1. Le pouvoir d’adopter des actes délégués conféré à la Commission est soumis aux conditions fixées au présent article.
2. Le pouvoir d’adopter des actes délégués visé aux articles 16 ter, 16 quater et 26 est conféré à la Commission pour une période de trois ans à compter du 28 novembre 2015. La Commission élabore un rapport relatif à la délégation de pouvoir au plus tard six mois avant la fin de la période de trois ans. La délégation de pouvoir est tacitement prorogée pour des périodes d’une durée identique, sauf si le Parlement européen ou le Conseil s’oppose à cette prorogation trois mois au plus tard avant la fin de chaque période.
3. La délégation de pouvoir visée aux articles 16 ter, 16 quater et 26 peut être révoquée à tout moment par le Parlement européen ou le Conseil. La décision de révocation met fin à la délégation de pouvoir qui y est précisée. La révocation prend effet le jour suivant celui de la publication de ladite décision au Journal officiel de l’Union européenne ou à une date ultérieure qui est précisée dans ladite décision. Elle ne porte pas atteinte à la validité des actes délégués déjà en vigueur.
4. Aussitôt qu’elle adopte un acte délégué, la Commission le notifie au Parlement européen et au Conseil simultanément.
5. Un acte délégué adopté en vertu des articles 16 ter, 16 quater et 26 n’entre en vigueur que si le Parlement européen ou le Conseil n’a pas exprimé d’objections dans un délai de deux mois à compter de la notification de cet acte au Parlement européen et au Conseil ou si, avant l’expiration de ce délai, le Parlement européen et le Conseil ont tous deux informé la Commission de leur intention de ne pas exprimer d’objections.
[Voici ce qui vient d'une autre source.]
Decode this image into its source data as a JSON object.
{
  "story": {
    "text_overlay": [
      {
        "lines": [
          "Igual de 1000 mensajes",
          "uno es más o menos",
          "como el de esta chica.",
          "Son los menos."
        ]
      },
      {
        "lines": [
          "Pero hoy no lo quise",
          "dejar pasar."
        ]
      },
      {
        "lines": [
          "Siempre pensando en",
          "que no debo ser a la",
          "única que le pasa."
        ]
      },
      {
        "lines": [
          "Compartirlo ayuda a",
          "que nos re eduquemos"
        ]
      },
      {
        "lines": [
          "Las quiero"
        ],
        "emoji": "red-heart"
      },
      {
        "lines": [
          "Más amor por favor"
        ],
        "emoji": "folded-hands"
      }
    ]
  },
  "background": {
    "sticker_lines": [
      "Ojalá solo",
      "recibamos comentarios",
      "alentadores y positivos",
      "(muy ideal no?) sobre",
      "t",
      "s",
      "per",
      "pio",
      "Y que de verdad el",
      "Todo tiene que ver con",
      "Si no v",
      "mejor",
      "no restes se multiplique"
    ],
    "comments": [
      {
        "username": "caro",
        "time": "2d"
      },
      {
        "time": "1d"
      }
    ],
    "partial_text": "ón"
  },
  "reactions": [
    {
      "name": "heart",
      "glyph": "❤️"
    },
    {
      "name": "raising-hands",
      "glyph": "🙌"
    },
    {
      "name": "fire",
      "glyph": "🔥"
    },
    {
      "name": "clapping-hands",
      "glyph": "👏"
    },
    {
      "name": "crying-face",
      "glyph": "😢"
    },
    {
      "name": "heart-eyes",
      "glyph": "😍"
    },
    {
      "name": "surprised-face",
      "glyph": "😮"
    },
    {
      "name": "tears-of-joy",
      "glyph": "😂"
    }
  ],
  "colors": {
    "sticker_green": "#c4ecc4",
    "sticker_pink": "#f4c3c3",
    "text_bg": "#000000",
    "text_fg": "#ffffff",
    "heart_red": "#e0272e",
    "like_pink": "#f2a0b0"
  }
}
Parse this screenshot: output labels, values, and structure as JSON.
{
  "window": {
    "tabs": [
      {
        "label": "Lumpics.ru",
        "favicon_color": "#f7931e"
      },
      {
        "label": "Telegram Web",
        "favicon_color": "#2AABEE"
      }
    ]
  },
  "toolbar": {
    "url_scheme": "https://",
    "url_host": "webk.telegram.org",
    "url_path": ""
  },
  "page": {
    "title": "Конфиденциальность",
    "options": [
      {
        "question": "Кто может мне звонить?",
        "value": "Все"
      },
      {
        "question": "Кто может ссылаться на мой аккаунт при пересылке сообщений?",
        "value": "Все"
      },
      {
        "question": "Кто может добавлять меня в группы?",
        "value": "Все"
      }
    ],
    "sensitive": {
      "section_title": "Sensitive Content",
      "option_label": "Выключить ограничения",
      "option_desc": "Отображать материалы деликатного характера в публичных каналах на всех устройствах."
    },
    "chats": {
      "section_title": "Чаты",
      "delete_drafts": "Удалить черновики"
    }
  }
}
Ce délai est prolongé de deux mois à l’initiative du Parlement européen ou du Conseil.

 

Article 28
Modifications du règlement (CE) n°1967/2006

Le règlement (CE) n°1967/2006 est modifié comme suit:
1) à l’article 4, le paragraphe 3 est supprimé;
2) à l’article 9, le paragraphe 3 est remplacé par le texte suivant:
«3. Pour les filets remorqués autres que ceux visés au paragraphe 4, le maillage minimal est fixé, au moins, comme suit:
a) un filet à mailles carrées de 40 mm au niveau du cul de chalut; ou
b) à la demande dûment justifiée du propriétaire du navire, un filet à mailles en losange de 50 mm ayant une sélectivité reconnue pour la taille équivalente ou supérieure à celle des filets visés au point a).
Les navires de pêche ne sont autorisés à utiliser et à détenir à bord qu’un seul des deux types de filets.
La Commission présente au Parlement européen et au Conseil, au plus tard le 30 juin 2012, un rapport sur la mise en oeuvre du présent paragraphe, sur la base duquel elle propose, si nécessaire, et compte tenu des informations fournies par les États membres avant le 31 décembre 2011, des modifications appropriées.»
3) l’article 24 est supprimé;
4) à l’article 27, les paragraphes 1 et 4 sont supprimés.

Article 29
Entrée en vigueur

Le présent règlement entre en vigueur le vingtième jour suivant celui de sa publication au Journal officiel de l’Union européenne.
Le présent règlement est obligatoire dans tous ses éléments et directement applicable dans tout État membre.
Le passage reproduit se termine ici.